Enhanced Pre-processor functions

·           Improved the “Dynain Contour” function to support plotting of thickness information for solid and T-shell elements.

·           Added an option in the Offset Element function to allow the offset elements to connect with the original mesh.

·           Improved the “Penetration Check” function so that it will take the part thickness property into account.

·           Improved the “Check Coincide Nodes” function to check for duplicated nodes in the same element.

·           Improved the “Overlap Element” function to check for duplicated elements.

·           Added an option in the Edit Default Config (Preprocess-General) window allowing the user to delete free nodes while deleting parts, elements or merging nodes.

·           Added an option to the “Project Line” function which allows the user to project line geometry onto mesh.

·           Increased the character length limit for material names from 8 to 65 characters.

·           Increased the maximum number of points for a line from 500 to 5000.

·           The size of the arrow shown in the display screen when measuring the distance between points will depend on the view/zoom level not the distance.
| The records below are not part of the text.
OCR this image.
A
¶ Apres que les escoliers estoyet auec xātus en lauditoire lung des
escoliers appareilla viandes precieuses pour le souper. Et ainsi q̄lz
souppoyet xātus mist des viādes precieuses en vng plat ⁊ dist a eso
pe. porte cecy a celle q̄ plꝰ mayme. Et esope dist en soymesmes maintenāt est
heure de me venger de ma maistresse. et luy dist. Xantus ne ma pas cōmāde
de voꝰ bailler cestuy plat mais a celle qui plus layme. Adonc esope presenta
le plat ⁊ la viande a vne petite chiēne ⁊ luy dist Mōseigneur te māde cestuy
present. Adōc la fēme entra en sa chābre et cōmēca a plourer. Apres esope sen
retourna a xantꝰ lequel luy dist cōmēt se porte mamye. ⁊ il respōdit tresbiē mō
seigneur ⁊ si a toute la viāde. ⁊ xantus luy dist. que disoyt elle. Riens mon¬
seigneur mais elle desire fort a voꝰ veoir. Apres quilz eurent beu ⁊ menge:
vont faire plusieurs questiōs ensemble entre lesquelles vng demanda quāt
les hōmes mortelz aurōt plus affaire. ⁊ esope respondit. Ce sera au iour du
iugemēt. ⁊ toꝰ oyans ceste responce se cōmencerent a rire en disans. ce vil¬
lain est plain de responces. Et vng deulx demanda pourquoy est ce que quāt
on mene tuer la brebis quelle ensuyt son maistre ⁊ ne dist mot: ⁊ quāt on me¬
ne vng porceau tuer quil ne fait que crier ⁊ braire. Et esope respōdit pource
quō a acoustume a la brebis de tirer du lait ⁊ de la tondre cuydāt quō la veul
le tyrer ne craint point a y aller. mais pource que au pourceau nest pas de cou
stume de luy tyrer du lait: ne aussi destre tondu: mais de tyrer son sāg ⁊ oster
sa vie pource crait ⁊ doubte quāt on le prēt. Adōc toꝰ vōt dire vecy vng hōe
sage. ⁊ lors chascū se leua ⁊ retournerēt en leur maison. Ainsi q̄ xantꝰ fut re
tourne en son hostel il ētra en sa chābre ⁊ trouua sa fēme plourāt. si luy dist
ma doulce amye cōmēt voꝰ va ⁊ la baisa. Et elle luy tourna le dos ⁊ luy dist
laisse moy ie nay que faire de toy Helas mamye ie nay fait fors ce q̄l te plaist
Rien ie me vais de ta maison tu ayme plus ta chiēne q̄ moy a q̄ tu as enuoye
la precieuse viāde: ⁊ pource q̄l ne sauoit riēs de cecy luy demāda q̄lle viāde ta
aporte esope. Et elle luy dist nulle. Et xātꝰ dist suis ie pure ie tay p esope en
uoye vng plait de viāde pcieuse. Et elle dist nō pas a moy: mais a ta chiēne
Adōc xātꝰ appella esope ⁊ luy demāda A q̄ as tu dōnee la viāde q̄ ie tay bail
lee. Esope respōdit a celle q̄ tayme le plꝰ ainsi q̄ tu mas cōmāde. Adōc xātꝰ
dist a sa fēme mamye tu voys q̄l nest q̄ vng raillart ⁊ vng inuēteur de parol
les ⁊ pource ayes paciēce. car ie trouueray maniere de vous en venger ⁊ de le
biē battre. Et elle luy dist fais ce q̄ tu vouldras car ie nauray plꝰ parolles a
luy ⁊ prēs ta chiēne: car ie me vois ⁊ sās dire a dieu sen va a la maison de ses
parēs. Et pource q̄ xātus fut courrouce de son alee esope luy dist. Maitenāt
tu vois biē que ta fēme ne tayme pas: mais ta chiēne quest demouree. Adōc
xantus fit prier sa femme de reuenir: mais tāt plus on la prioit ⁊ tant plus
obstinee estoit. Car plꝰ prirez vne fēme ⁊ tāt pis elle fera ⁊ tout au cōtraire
·           The show element normal function has been improved to will work with shaded model display.

·           Definition of Single Point Constraints in reference to a Local Coordinate System is allowed.

·           Added new “SuperAlloy” materials to the US material library.

·           Added more materials to the Japanese material library.

Support LS-DYNA 971 R5

The input file created by eta/DYNAFORM 5.8 supports LS-DYNA 971R5 format.

Documentation

A Training Manual is available to assist first time users with the general operating procedures of the program. The manual includes a relatively simple demonstration of a draw die simulation of an S-channel and introduces the processes of setup and draw die simulation in detail.

The step-by-step procedure guides users through the complete process and flow of tasks. A new user can usually complete the training program and be ready to begin a production project in less than two hours.

An Applications Manual discusses the basics of the sheet metal forming process and transmits some fundamental knowledge of tooling design and related topics to the user.  The following are typical examples of simulations that are included to demonstrate eta/DYNAFORM’s capabilities, features, and functions:

Case 1.  NUMISHEET’2002 Fender Draw Simulation

Case 2.  Double Action of Solid Element Simulation

Case 3.  Springback and Springback Compensation Simulation

Case 4.  Tube Bending and Hydroforming Simulation

Case 5.  Multi-Step Rotary Bending

These workshop examples enable users to fully understand general pre- and post-processing operations in addition to the applications of binder wrap simulation, draw bead force calculation, draw die simulation, Forming Limit Diagram (FLD), thickness, thinning, wrinkling, and springback simulation.

The eta/DYNAFORM User Manual describes functions of the software interface.

For further details about LS-DYNA, please refer to the LS-DYNA Keyword User’s Manual published by the Livermore Software Technology Corporation (LSTC) of Livermore, California.